In un certo senso posso dire che questo libro mi ha salvata. In un momento di umore veramente sotto i piedi e di letture più o meno deprimenti iniziate e poi mollate lì dopo qualche decina di pagine, l'incontro con la Patricia Highsmith raccontata da Margherita Giacobino mi ha riconciliata con la lettura e mi ha offerto un'occasione di piacere vero, così poco frequente in questo periodo della mia vita.

Attenzione, quello della Giacobino non è un capolavoro, però è una bella operazione di scrittura che si muove avanti e indietro tra realtà e finzione, ossia tra il grosso lavoro d'archivio fatto dall'autrice sulle carte della grande scrittrice americana e una ricostruzione della sua vita e soprattutto del suo modo di essere che è inevitabilmente filtrato dagli occhi e dalla sensibilità della Giacobino.
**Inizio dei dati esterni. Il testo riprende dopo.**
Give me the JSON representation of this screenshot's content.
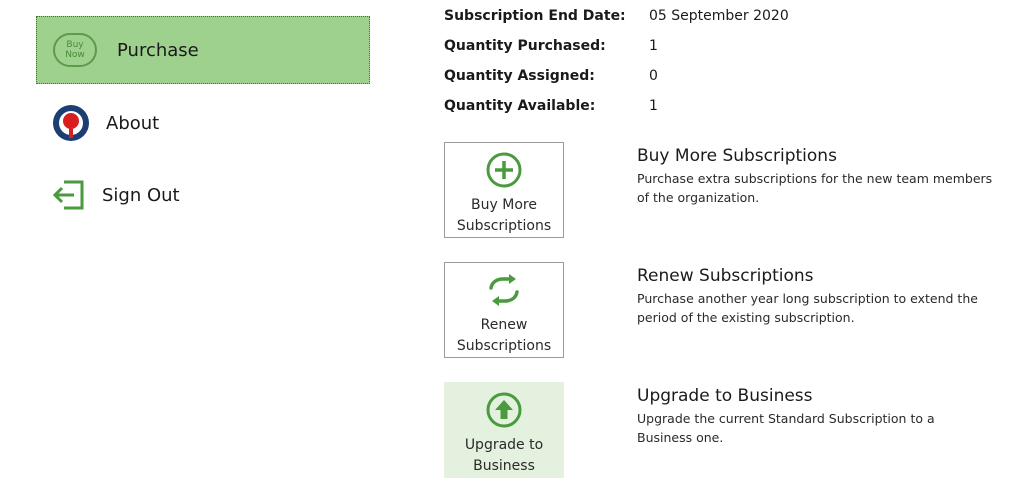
{
  "sidebar": {
    "items": [
      {
        "label": "Purchase",
        "icon": "buy-now-icon",
        "badge_line1": "Buy",
        "badge_line2": "Now",
        "active": true
      },
      {
        "label": "About",
        "icon": "about-icon",
        "active": false
      },
      {
        "label": "Sign Out",
        "icon": "sign-out-icon",
        "active": false
      }
    ]
  },
  "info": [
    {
      "label": "Subscription End Date:",
      "value": "05 September 2020"
    },
    {
      "label": "Quantity Purchased:",
      "value": "1"
    },
    {
      "label": "Quantity Assigned:",
      "value": "0"
    },
    {
      "label": "Quantity Available:",
      "value": "1"
    }
  ],
  "actions": [
    {
      "tile_line1": "Buy More",
      "tile_line2": "Subscriptions",
      "title": "Buy More Subscriptions",
      "description": "Purchase extra subscriptions for the new team members of the organization.",
      "icon": "plus-circle-icon"
    },
    {
      "tile_line1": "Renew",
      "tile_line2": "Subscriptions",
      "title": "Renew Subscriptions",
      "description": "Purchase another year long subscription to extend the period of the existing subscription.",
      "icon": "renew-icon"
    },
    {
      "tile_line1": "Upgrade to",
      "tile_line2": "Business",
      "title": "Upgrade to Business",
      "description": "Upgrade the current Standard Subscription to a Business one.",
      "icon": "upgrade-arrow-icon"
    }
  ],
  "colors": {
    "accent_green": "#4a9a3e",
    "active_bg": "#9fd18e",
    "highlight_tile_bg": "#e4f1df",
    "about_red": "#d81e1e",
    "about_blue": "#1d3e73"
  }
}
Ne viene fuori una Patricia Highsmith con un rapporto mai risolto con la madre, volubile e incostante nei rapporti con le numerose donne della sua vita, alla ricerca del grande amore e nello stesso tempo incapace di crederci veramente, un po' misogina e asociale, con una punta di sadismo e tirannia che abita soprattutto sogni e pensieri e si traduce in scrittura nei suoi libri, offrendole una via di sfogo alle situazioni di rabbia e di frustrazione.

Attraverso la lettura de Il prezzo del sogno scopriamo una donna per la quale la scrittura informa la vita e che sarebbe disponibile a rinunciare a tutto fuorché al sogno di scrivere. Ma che non per questo si è sottratta alla possibilità di vivere la vita nella sua pienezza e l'ha vissuta senza mai cedere a compromessi rispetto alla propria identità, senza mai accettare di sottomettersi alle convenzioni sociali.

In un'epoca in cui il suo essere omosessuale avrebbe condizionato la sua possibilità di essere una scrittrice a tutto tondo ha scelto di mantenere apparentemente separate la scrittura e la vita, la sua immagine pubblica e quella privata, senza però rinnegare se stessa e in qualche modo trasfigurando se stessa e il suo mondo nei suoi romanzi.

Il libro della Giacobino è un racconto biografico appassionante, a tratti doloroso, a tratti divertente, in cui si alternano una narrazione in terza persona e le lettere della stessa Highsmith, non vere, ma verosimili come dice l'autrice. Al proseguire delle pagine, la Highsmith ci appare un personaggio al cui fascino non possiamo sfuggire come molte delle persone che ha incontrato nella sua vita, ma anche dispotica e burbera, non certo simpatica in alcune manifestazioni, ma profondamente umana nel mix di forza e di debolezza che la caratterizza.

E nella scoperta di lei scopriamo anche un contesto sociale, un pezzo di mondo, una cultura che - pur se solo tratteggiati - ci appaiono vividi e riconoscibili, per quanto lontani dalla nostra contemporaneità.